Other delegates from film, design, art, architecture, music, theatre and gaming shared their concerns about such matters as freedom of movement, visas, border taxes, growing skills shortages and the disruption that could be caused by a “no-deal Brexit”.
Many acknowledged that the “blow of Brexit” to the creative sectors has been cushioned in the short term by a weak pound. However, some employers said they were already seeing “Brexit clauses” in contracts. (UK employers are being asked to guarantee non-UK employees legal and financial protection in the case of a “hard Brexit”.)
Downbeat note
One European participant, Frédéric Meseeuw, senior advisor on European projects and policies at the Centre for Fine Arts Brussels (BOZAR), painted a bleak picture of Creative Europe without Britain.
“For me, it is impossible to see a European cultural landscape supported partially by Creative Europe without British partners,” he said.
Speaking at the event (organised by Creative Industries Federation), leading British architect Amanda Levete, principal of AL_A, struck a downbeat note about the challenges for British creative businesses in “attracting and retaining talent from across Europe.” She warned that some of the best young talent is already looking beyond the UK.
“Migration of talent happens very quickly,” she said. “We’ve already had people leave to go back to their home towns in Europe. We are seeing a marked decrease in applicants from the EU. Economies in Spain and Portugal are picking up and France and Holland are looking like better alternatives than the UK,” Levete commented. “We are losing our reputation for diversity and tolerance, the very values that make our cities thrive.”
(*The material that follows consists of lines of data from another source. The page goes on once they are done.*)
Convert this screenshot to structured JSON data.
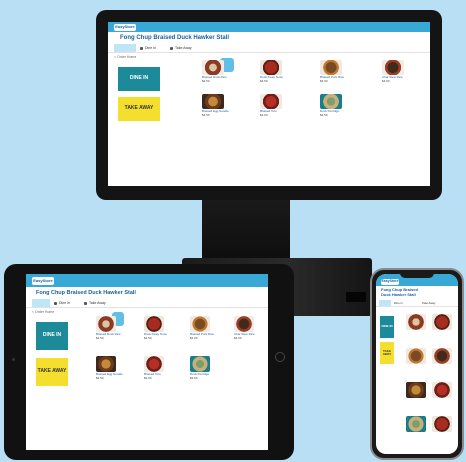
{
  "app": {
    "logo": "EasyStore",
    "store_title": "Fong Chup Braised Duck Hawker Stall",
    "store_title_short": "Fong Chup Braised Duck Hawker Stall"
  },
  "tabs": [
    "Dine In",
    "Take Away"
  ],
  "breadcrumb": "< Order Home",
  "order_types": {
    "dine_in": "DINE IN",
    "take_away": "TAKE AWAY"
  },
  "menu_items": [
    {
      "name": "Braised Duck Rice",
      "price": "$4.50",
      "dish": "dish-a"
    },
    {
      "name": "Duck Kway Teow",
      "price": "$4.50",
      "dish": "dish-b"
    },
    {
      "name": "Braised Pork Rice",
      "price": "$4.00",
      "dish": "dish-c"
    },
    {
      "name": "Char Siew Rice",
      "price": "$4.00",
      "dish": "dish-d"
    },
    {
      "name": "Braised Egg Noodle",
      "price": "$3.50",
      "dish": "dish-e"
    },
    {
      "name": "Braised Tofu",
      "price": "$2.00",
      "dish": "dish-f"
    },
    {
      "name": "Duck Porridge",
      "price": "$3.50",
      "dish": "dish-g"
    }
  ]
}
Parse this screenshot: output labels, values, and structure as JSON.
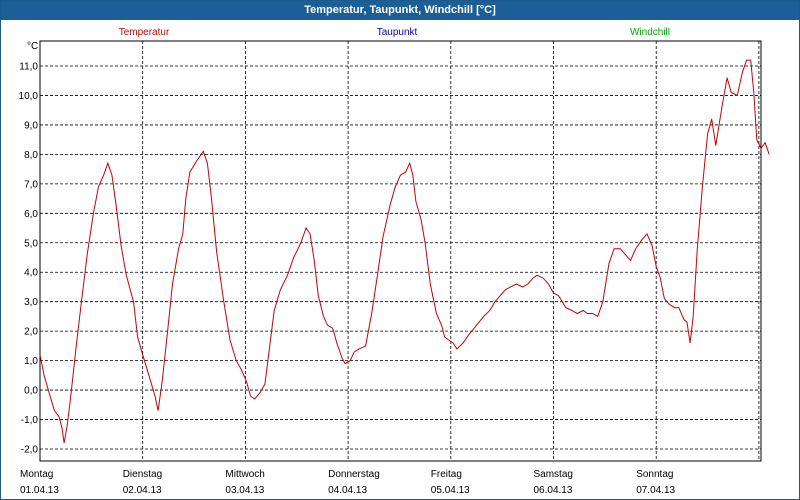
{
  "window_title": "Temperatur, Taupunkt, Windchill [°C]",
  "chart_data": {
    "type": "line",
    "title": "Temperatur, Taupunkt, Windchill [°C]",
    "unit_label": "°C",
    "ylim": [
      -2.5,
      12.0
    ],
    "yticks": [
      -2.0,
      -1.0,
      0.0,
      1.0,
      2.0,
      3.0,
      4.0,
      5.0,
      6.0,
      7.0,
      8.0,
      9.0,
      10.0,
      11.0
    ],
    "ytick_labels": [
      "-2,0",
      "-1,0",
      "0,0",
      "1,0",
      "2,0",
      "3,0",
      "4,0",
      "5,0",
      "6,0",
      "7,0",
      "8,0",
      "9,0",
      "10,0",
      "11,0"
    ],
    "grid": true,
    "legend": [
      {
        "name": "Temperatur",
        "color": "#cc0000"
      },
      {
        "name": "Taupunkt",
        "color": "#0000cc"
      },
      {
        "name": "Windchill",
        "color": "#00aa00"
      }
    ],
    "x_axis": {
      "range_days": [
        0,
        7
      ],
      "day_labels": [
        {
          "weekday": "Montag",
          "date": "01.04.13"
        },
        {
          "weekday": "Dienstag",
          "date": "02.04.13"
        },
        {
          "weekday": "Mittwoch",
          "date": "03.04.13"
        },
        {
          "weekday": "Donnerstag",
          "date": "04.04.13"
        },
        {
          "weekday": "Freitag",
          "date": "05.04.13"
        },
        {
          "weekday": "Samstag",
          "date": "06.04.13"
        },
        {
          "weekday": "Sonntag",
          "date": "07.04.13"
        }
      ]
    },
    "series": [
      {
        "name": "Temperatur",
        "color": "#cc0000",
        "points": [
          [
            0.0,
            1.2
          ],
          [
            0.04,
            0.5
          ],
          [
            0.09,
            -0.1
          ],
          [
            0.14,
            -0.7
          ],
          [
            0.185,
            -0.9
          ],
          [
            0.215,
            -1.3
          ],
          [
            0.235,
            -1.8
          ],
          [
            0.265,
            -1.2
          ],
          [
            0.3,
            -0.2
          ],
          [
            0.35,
            1.4
          ],
          [
            0.4,
            2.9
          ],
          [
            0.46,
            4.6
          ],
          [
            0.52,
            6.0
          ],
          [
            0.57,
            6.9
          ],
          [
            0.62,
            7.3
          ],
          [
            0.66,
            7.7
          ],
          [
            0.7,
            7.3
          ],
          [
            0.74,
            6.3
          ],
          [
            0.79,
            4.9
          ],
          [
            0.84,
            3.9
          ],
          [
            0.91,
            3.0
          ],
          [
            0.95,
            1.8
          ],
          [
            1.0,
            1.2
          ],
          [
            1.06,
            0.5
          ],
          [
            1.12,
            -0.2
          ],
          [
            1.15,
            -0.7
          ],
          [
            1.19,
            0.3
          ],
          [
            1.24,
            1.9
          ],
          [
            1.29,
            3.6
          ],
          [
            1.35,
            4.8
          ],
          [
            1.39,
            5.3
          ],
          [
            1.42,
            6.5
          ],
          [
            1.46,
            7.4
          ],
          [
            1.53,
            7.8
          ],
          [
            1.59,
            8.1
          ],
          [
            1.63,
            7.7
          ],
          [
            1.67,
            6.5
          ],
          [
            1.72,
            4.7
          ],
          [
            1.79,
            3.0
          ],
          [
            1.85,
            1.7
          ],
          [
            1.91,
            1.0
          ],
          [
            1.96,
            0.7
          ],
          [
            2.01,
            0.3
          ],
          [
            2.05,
            -0.2
          ],
          [
            2.09,
            -0.3
          ],
          [
            2.14,
            -0.1
          ],
          [
            2.19,
            0.2
          ],
          [
            2.23,
            1.3
          ],
          [
            2.28,
            2.7
          ],
          [
            2.34,
            3.4
          ],
          [
            2.41,
            3.9
          ],
          [
            2.47,
            4.5
          ],
          [
            2.54,
            5.0
          ],
          [
            2.59,
            5.5
          ],
          [
            2.63,
            5.3
          ],
          [
            2.67,
            4.4
          ],
          [
            2.71,
            3.2
          ],
          [
            2.76,
            2.5
          ],
          [
            2.8,
            2.2
          ],
          [
            2.85,
            2.1
          ],
          [
            2.89,
            1.6
          ],
          [
            2.94,
            1.1
          ],
          [
            2.97,
            0.9
          ],
          [
            3.02,
            1.0
          ],
          [
            3.06,
            1.3
          ],
          [
            3.11,
            1.4
          ],
          [
            3.17,
            1.5
          ],
          [
            3.23,
            2.6
          ],
          [
            3.29,
            4.0
          ],
          [
            3.34,
            5.2
          ],
          [
            3.41,
            6.3
          ],
          [
            3.46,
            6.9
          ],
          [
            3.51,
            7.3
          ],
          [
            3.56,
            7.4
          ],
          [
            3.6,
            7.7
          ],
          [
            3.63,
            7.3
          ],
          [
            3.66,
            6.4
          ],
          [
            3.71,
            5.8
          ],
          [
            3.75,
            5.0
          ],
          [
            3.8,
            3.6
          ],
          [
            3.86,
            2.6
          ],
          [
            3.91,
            2.2
          ],
          [
            3.94,
            1.8
          ],
          [
            3.98,
            1.7
          ],
          [
            4.02,
            1.6
          ],
          [
            4.06,
            1.4
          ],
          [
            4.12,
            1.6
          ],
          [
            4.18,
            1.9
          ],
          [
            4.25,
            2.2
          ],
          [
            4.32,
            2.5
          ],
          [
            4.38,
            2.7
          ],
          [
            4.43,
            3.0
          ],
          [
            4.48,
            3.2
          ],
          [
            4.53,
            3.4
          ],
          [
            4.58,
            3.5
          ],
          [
            4.64,
            3.6
          ],
          [
            4.7,
            3.5
          ],
          [
            4.75,
            3.6
          ],
          [
            4.8,
            3.8
          ],
          [
            4.84,
            3.9
          ],
          [
            4.9,
            3.8
          ],
          [
            4.95,
            3.6
          ],
          [
            5.0,
            3.3
          ],
          [
            5.05,
            3.2
          ],
          [
            5.12,
            2.8
          ],
          [
            5.18,
            2.7
          ],
          [
            5.23,
            2.6
          ],
          [
            5.29,
            2.7
          ],
          [
            5.33,
            2.6
          ],
          [
            5.38,
            2.6
          ],
          [
            5.43,
            2.5
          ],
          [
            5.48,
            3.0
          ],
          [
            5.54,
            4.3
          ],
          [
            5.59,
            4.8
          ],
          [
            5.65,
            4.8
          ],
          [
            5.7,
            4.6
          ],
          [
            5.75,
            4.4
          ],
          [
            5.8,
            4.8
          ],
          [
            5.86,
            5.1
          ],
          [
            5.91,
            5.3
          ],
          [
            5.96,
            4.9
          ],
          [
            6.0,
            4.2
          ],
          [
            6.04,
            3.8
          ],
          [
            6.08,
            3.1
          ],
          [
            6.13,
            2.9
          ],
          [
            6.18,
            2.8
          ],
          [
            6.22,
            2.8
          ],
          [
            6.27,
            2.4
          ],
          [
            6.3,
            2.3
          ],
          [
            6.33,
            1.6
          ],
          [
            6.36,
            2.5
          ],
          [
            6.4,
            4.8
          ],
          [
            6.45,
            6.9
          ],
          [
            6.5,
            8.7
          ],
          [
            6.54,
            9.2
          ],
          [
            6.58,
            8.3
          ],
          [
            6.64,
            9.6
          ],
          [
            6.69,
            10.6
          ],
          [
            6.73,
            10.1
          ],
          [
            6.79,
            10.0
          ],
          [
            6.84,
            10.8
          ],
          [
            6.88,
            11.2
          ],
          [
            6.92,
            11.2
          ],
          [
            6.95,
            10.1
          ],
          [
            6.98,
            8.5
          ],
          [
            7.02,
            8.2
          ],
          [
            7.06,
            8.4
          ],
          [
            7.1,
            8.0
          ]
        ]
      }
    ]
  }
}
“We need to send a message that young creatives are welcome here and we need to send that fast. The longer we hear only hopes rather than answers from our leaders, the greater the psychological damage,” the architect said.
Levete, along with many other delegates, acknowledged that she was now exploring the option of setting up an EU base.
Opportunities
The Creative Industries contributed £92 billion in GVA in 2016, representing over 5% of the UK economy – a proportion comparable to the construction or information sectors. The sector grew by 45% between 2010 and 2016, faster than any other sector.
Fernandes and some other speakers, including former London Deputy Mayor Munira Mirza, pointed to the new trade opportunities that will be available to the UK once it leaves the EU. Mirza described Brexit as an opportunity for the UK to venture outside “a very protectionist zone, which is the EU”.
“It (the EU) is our biggest market because it has a big protectionist fence around it,” Mirza claimed.
Paul Pacifico, CEO, Association of Independent Music, said that Brexit was already causing “direct price rises” for independent music companies as they deal with “low-level European protectionism” from clients and suppliers.
“I have members in the music sector reporting to me price rises from European suppliers on supplies like paper for printing; you see new charges being brought in for stock holding CDs in warehouses in Europe that we haven’t seen before. These are price rises we can’t pass on to the consumer.”
Many UK companies are already making contingency plans for Brexit – and these plans often involve upping sticks and relocating to new bases within the EU.
As Pacifico put it: “The problem is, we are giving up one of our highest value trading partners in the world [in the EU] to go in search of much lower value trading partners.”